In [39]:
import os
import requests
import json

load_dotenv()

# Load the API key from an environment variable
CORE_API_KEY = os.getenv('CORE_API_KEY')
BASE_URL = 'https://api.core.ac.uk/v3'

def fetch_data(endpoint, params=None):
    """
    Fetches data from the specified CORE API endpoint.
    
    Args:
        endpoint (str): The endpoint of the API to call.
        params (dict): Optional dictionary of parameters to include in the request.
        
    Returns:
        dict: The JSON response from the API as a dictionary.
    """
    headers = {
        'Authorization': f'Bearer {CORE_API_KEY}'
    }
    response = requests.get(f'{BASE_URL}/{endpoint}', headers=headers, params=params)
    
    # Check if the request was successful
    if response.status_code == 200:
        return response.json()
    else:
        # Raise an error if the request was not successful
        response.raise_for_status()

def get_single_research(query):
    """
    Retrieves a single research article with selected metadata fields.
    
    Args:
        query (str): The search query (e.g., "machine learning").
        
    Returns:
        dict: Selected metadata fields of the first research article that matches the search query.
    """
    search_params = {
        'q': query,
        'page': 1,
        'pageSize': 1
    }
    
    # Search for articles
    search_results = fetch_data('search/works', params=search_params)
    
    # Extract the first result's ID
    if 'results' in search_results and len(search_results['results']) > 0:
        article_id = search_results['results'][0]['id']
        
        # Fetch full metadata and text for the article
        article_data = fetch_data(f'works/{article_id}')
        
        # Extract specific fields
        title = article_data.get('title', 'No title available')
        authors = [author.get('name', 'Unknown') for author in article_data.get('authors', [])]
        year = article_data.get('year', 'No year available')
        abstract = article_data.get('abstract', 'No abstract available')
        full_text = article_data.get('fullText', 'No full text available')
        full_text_link = article_data.get('downloadUrl', 'No link available')
        
        # Additional metadata fields
        keywords = article_data.get('keywords', 'No keywords available')
        publisher = article_data.get('publisher', 'No publisher available')
        publication_date = article_data.get('publicationDate', 'No publication date available')
        journal = article_data.get('journal', {}).get('name', 'No journal available')
        citation_count = article_data.get('citationCount', 'No citation count available')
        
        # Format and return selected metadata fields
        return {
            "Title": title,
            "Authors": ", ".join(authors),
            "Year": year,
            "Abstract": abstract,
            "Keywords": keywords,
            "Publisher": publisher,
            "Publication Date": publication_date,
            "Journal": journal,
            "Citation Count": citation_count,
            "Full Text": full_text,  # Full text included without truncation
            "Link": full_text_link
        }
    else:
        print("No results found for the query.")
        return None

def save_metadata_to_file(data, filename):
    """
    Saves the article metadata to a JSON file for RAG model use.
    
    Args:
        data (dict): The article metadata.
        filename (str): The name of the file to save the data.
    """
    with open(filename, 'w', encoding='utf-8') as f:
        json.dump(data, f, ensure_ascii=False, indent=4)
    print(f"Data saved to {filename}")

# Example usage of the function
if __name__ == "__main__":
    query = "Large Language Model"  # Change the query as needed
    article = get_single_research(query)
    
    if article:
        filename = "article_metadata.json"
        save_metadata_to_file(article, filename)

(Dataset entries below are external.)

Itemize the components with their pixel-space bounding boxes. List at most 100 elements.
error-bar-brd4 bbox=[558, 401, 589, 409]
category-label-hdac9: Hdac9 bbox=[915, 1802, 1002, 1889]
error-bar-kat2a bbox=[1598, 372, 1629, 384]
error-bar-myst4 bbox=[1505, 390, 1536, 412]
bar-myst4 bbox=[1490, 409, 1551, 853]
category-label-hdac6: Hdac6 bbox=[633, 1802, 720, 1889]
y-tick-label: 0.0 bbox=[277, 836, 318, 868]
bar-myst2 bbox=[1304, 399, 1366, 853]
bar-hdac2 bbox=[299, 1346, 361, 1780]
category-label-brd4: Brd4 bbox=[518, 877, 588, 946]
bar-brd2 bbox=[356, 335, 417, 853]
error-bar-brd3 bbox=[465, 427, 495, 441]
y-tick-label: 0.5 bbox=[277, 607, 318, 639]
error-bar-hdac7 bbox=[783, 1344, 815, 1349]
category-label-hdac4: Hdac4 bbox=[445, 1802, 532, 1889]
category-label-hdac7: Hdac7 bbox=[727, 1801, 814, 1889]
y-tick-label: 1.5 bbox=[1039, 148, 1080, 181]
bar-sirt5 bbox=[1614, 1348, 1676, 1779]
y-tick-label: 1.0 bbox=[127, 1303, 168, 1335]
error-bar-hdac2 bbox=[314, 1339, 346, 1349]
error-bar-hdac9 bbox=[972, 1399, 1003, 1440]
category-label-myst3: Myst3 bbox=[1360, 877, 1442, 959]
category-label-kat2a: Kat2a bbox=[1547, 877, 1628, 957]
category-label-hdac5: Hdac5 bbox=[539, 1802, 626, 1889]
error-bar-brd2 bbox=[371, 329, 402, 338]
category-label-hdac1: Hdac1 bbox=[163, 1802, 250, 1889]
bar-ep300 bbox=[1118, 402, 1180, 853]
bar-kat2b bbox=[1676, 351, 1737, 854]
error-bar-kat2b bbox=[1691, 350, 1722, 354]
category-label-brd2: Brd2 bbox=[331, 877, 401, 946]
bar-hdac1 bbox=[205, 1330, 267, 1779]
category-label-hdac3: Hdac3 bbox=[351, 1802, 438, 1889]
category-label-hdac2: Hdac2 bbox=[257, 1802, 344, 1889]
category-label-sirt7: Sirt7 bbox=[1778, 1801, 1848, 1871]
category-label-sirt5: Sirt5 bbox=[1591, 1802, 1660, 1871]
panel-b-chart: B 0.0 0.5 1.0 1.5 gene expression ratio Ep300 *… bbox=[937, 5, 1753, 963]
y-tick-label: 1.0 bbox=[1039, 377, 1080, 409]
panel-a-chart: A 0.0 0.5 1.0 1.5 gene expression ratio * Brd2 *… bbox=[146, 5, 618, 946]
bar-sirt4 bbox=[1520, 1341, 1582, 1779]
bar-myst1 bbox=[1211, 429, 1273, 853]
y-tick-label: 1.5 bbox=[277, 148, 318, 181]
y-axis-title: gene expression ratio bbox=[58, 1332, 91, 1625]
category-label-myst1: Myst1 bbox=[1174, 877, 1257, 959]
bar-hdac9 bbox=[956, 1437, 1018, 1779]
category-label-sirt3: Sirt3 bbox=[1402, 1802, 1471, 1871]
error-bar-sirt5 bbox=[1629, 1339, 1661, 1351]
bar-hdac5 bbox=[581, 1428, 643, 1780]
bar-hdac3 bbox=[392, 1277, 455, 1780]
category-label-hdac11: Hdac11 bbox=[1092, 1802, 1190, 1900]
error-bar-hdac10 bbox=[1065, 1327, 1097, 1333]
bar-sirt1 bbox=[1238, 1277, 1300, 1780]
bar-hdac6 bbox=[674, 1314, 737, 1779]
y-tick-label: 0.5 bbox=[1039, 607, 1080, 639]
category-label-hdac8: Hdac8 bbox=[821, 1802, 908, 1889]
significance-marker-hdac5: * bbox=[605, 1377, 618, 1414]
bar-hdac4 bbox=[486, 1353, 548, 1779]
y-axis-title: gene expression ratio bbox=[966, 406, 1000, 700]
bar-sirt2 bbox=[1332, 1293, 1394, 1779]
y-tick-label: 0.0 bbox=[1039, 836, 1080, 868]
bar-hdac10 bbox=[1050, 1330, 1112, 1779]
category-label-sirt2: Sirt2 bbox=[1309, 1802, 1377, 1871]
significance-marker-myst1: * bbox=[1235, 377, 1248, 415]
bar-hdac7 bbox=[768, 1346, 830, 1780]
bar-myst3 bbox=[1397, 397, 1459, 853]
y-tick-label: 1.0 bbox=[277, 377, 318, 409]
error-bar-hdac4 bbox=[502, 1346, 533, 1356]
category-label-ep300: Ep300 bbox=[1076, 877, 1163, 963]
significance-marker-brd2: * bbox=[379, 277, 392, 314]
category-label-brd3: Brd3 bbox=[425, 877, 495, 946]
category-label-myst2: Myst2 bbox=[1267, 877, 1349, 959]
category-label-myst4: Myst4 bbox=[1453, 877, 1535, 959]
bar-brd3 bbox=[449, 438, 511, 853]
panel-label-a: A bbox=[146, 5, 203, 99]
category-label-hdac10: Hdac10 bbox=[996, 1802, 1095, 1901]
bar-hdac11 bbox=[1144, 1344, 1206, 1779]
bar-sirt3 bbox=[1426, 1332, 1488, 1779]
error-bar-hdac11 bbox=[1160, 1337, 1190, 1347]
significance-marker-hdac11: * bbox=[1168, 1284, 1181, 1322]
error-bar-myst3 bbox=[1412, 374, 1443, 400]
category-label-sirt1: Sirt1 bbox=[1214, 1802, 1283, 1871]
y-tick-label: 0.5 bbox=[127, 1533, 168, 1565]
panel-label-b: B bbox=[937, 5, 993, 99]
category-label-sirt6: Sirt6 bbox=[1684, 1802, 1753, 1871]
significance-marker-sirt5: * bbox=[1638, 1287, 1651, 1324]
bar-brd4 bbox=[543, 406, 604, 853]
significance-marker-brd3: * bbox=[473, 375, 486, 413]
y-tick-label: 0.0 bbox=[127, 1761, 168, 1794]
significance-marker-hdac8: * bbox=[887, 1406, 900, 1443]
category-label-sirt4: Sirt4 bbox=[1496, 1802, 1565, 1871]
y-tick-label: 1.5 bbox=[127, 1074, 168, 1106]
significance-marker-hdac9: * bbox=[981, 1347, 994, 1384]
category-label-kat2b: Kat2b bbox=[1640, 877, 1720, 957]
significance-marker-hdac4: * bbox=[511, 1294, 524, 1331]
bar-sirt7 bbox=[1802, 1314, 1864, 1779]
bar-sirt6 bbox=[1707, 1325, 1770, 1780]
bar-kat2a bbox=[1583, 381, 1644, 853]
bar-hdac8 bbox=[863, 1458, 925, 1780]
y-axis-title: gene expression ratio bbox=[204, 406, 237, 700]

Data saved to article_metadata.json


In [None]:
from langchain_openai import OpenAIEmbeddings

import os
load_dotenv()
OPENAI_API_KEY = os.getenv('OPENAI_API_KEY')

embeddings = OpenAIEmbeddings(
    model="text-embedding-3-large",
    api_key=OPENAI_API_KEY
    # dimensions=1024  # Uncomment if you need to specify dimensions
)

In [None]:
with open("article_metadata.json", "r", encoding="utf-8") as file:
    article_metadata = json.load(file)

text_content = (
    f"Title: {article_metadata.get('Title', 'No title available')}\n"
    f"Authors: {article_metadata.get('Authors', 'Unknown')}\n"
    f"Year: {article_metadata.get('Year', 'No year available')}\n"
    f"Abstract: {article_metadata.get('Abstract', 'No abstract available')}\n"
    f"Full Text: {article_metadata.get('Full Text', 'No full text available')}\n"
    f"Link: {article_metadata.get('Link', 'No link available')}\n"
)

# Get the embedded vector
embedded_vector = embeddings.embed_documents(text_content)

# Display the embedded vector
print("Embedded Vector:", embedded_vector)

Embedded Vector: [-0.02206378390829954, 0.00032391457457998414, -0.024214692123652588, 0.0005290487322752978, 0.009503426410507143, 0.006360163296119833, -0.01673329431300888, 0.03536386726251577, -0.029883373845400824, 0.007382750582973838, 0.028759070578389376, 0.02156604977032399, 0.015215580064932458, -0.044953826141692556, -0.0008697135511081063, 0.0017994266178640993, 0.018552372236960765, 0.008303050330258882, 0.010626141960853389, -0.04028945213962963, -0.02323840976475574, -0.015589202995798477, -0.02921702354554245, 0.037510359558184256, -0.016076354598693044, 0.02295854160471163, 0.003941194304755615, 0.0029440929802800973, -0.04832272941799323, 0.012573624909341902, 0.019477514983380705, -0.0029919399829806985, 0.00367422569265621, -0.009323344590993498, -0.02733542460305466, -0.031185264193059743, 0.08402467967967966, 0.029013314282486855, -0.026109274750991403, 0.05685903424722458, 0.03009710340913846, 0.01847047120810612, -0.008760736162536762, -0.02771798020157665, 0.01

In [41]:
from scipy.spatial.distance import cosine

# Assuming `embedded_vector` is the vector of the saved document in the database
# And `input_text` is the new text you want to compare

# Step 1: Embed the input text
input_text = "Large Margin Neural Language Model"
input_vector = embeddings.embed_query(input_text)

# Step 2: Calculate cosine similarity
# Cosine similarity is 1 - cosine distance
similarity_score = 1 - cosine(input_vector, embedded_vector)

print("Similarity Score:", similarity_score)


Similarity Score: 0.5827808095642234


In [None]:
import lancedb
from lancedb.pydantic import LanceModel, Vector

# Connect to LanceDB
db = lancedb.connect("data/lancedb")

# Define the schema for the documents
class ResearchPaper(LanceModel):
    title: str
    authors: str
    year: str
    abstract: str
    link: str
    vector: Vector(embeddings.dimension) = embeddings.VectorField()

# Create or connect to a table
research_papers_table = db.create_table("research_papers", schema=ResearchPaper, exist_ok=True)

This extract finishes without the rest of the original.